Use an oil with a high smoke point, such as sesame, canola, or sunflower oil. Spread this on the grates or put a light layer in your pan. Bring the stove or your grill to high heat.

Once the oil is shimmering in the pan or the grill has reached 450°F, add the seasoned steak to the pan, or place it directly over the burner or coals. For stovetop cooking, if you want to give the blue steak a slightly nutty flavor and a rich golden bark, add a dollop of butter to the skillet at the same time as you add the meat.

Sear the steak

If you want to learn how to cook a blue steak, sear a 1½”-thick cut for between 1½ to 2 minutes on each side, and a 1”-thick premium-quality sirloin cut for 1 to 1½ minutes on each side. If you keep these cuts in the pan for any longer than that, you’ll lose the purplish color that you want in the middle of a perfectly cooked blue-rare steak. 

Modify your searing time depending on the type of cut and thickness of steak that you’re cooking. For example, if your steak is a filet mignon or chunky tenderloin thicker than 2”, keep it in the pan for a bit longer to ensure the meat’s surface is properly colored and sealed before eating. 

If you have butter in the pan, spoon the melted butter and oil mixture over the steak once you’ve flipped it. This helps to keep the meat tender, moist and adds a delicious flavor to it.

Leave the meat to rest

Once the steak’s ready, lift it out of the pan and pop it onto a cutting board. If you want to double-check that it’s done, insert a thermometer and ensure that it is at least 115°-120°F. 

Leaving the meat to rest for 5 minutes allows its fatty juices to settle into the steak before you eat it. The interior of a perfect blue steak should be a dark purple shade, feeling slightly warm to the touch. Cutting through the beef should feel seamless.


3. How Do You Make Sure Blue Steak is Safe to Eat?

Unlike raw poultry, beef is far less likely to contain harmful pathogens or surface contaminants, making a blue steak perfectly safe to eat. However, make sure you follow a couple of simple rules when cooking this type of steak so that you can kill off any potential E.coli bacteria on the meat’s surface.

Use sterilized and clean equipment

Sterilize your kitchen utensils. If you’re planning to use metal tongs, mix a water and vinegar solution, bring it to a boil, then leave your tongs to soak in the boiling liquid for 15-20 minutes. 

Sanitizing and cleaning your grill tongs prevents any harmful microbes from passing between this metal implement and the steak.

Check the meat’s surface

Before you take the cooked steak out of the pan, check the meat’s surface to ensure the steak is completely sealed. The surface should be a light brown color, including the ends and the sides. If you can still see bright red spots and shades on the meat’s surface, continue cooking it. 

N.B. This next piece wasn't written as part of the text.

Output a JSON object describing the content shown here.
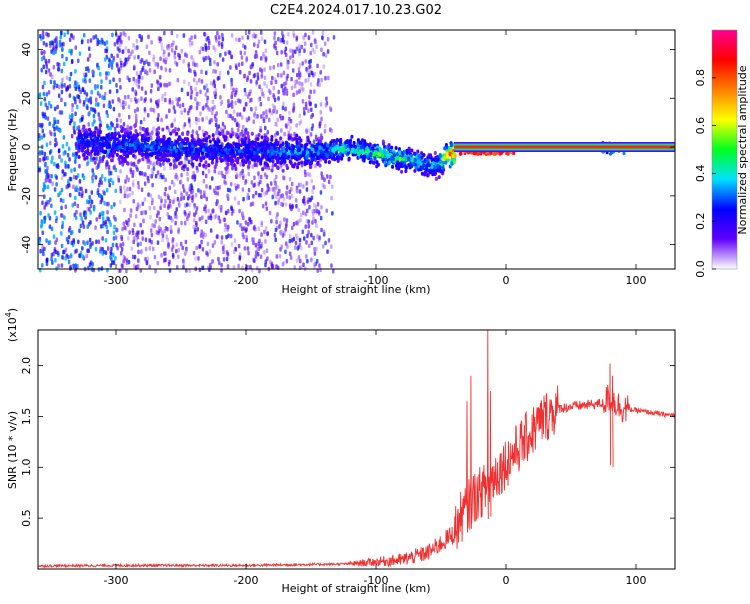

You’ll know that any potential surface contaminants have been killed by the heat when the whole steak is sealed correctly. This means that the blue steak is safe to eat.


4. Develop a Rare Skill by Learning How to Cook a Blue Steak

When you learn how to cook a perfect blue steak, you’ll be able to enjoy a tender, attractive-looking cut of beef with a melt-in-your-mouth texture and a subtle flavor. Just ensure you get your pan or grill screaming hot and toss the steak onto sear before flipping once. Ensure the meat is browned and sealed all over before removing it from the pan or the grill.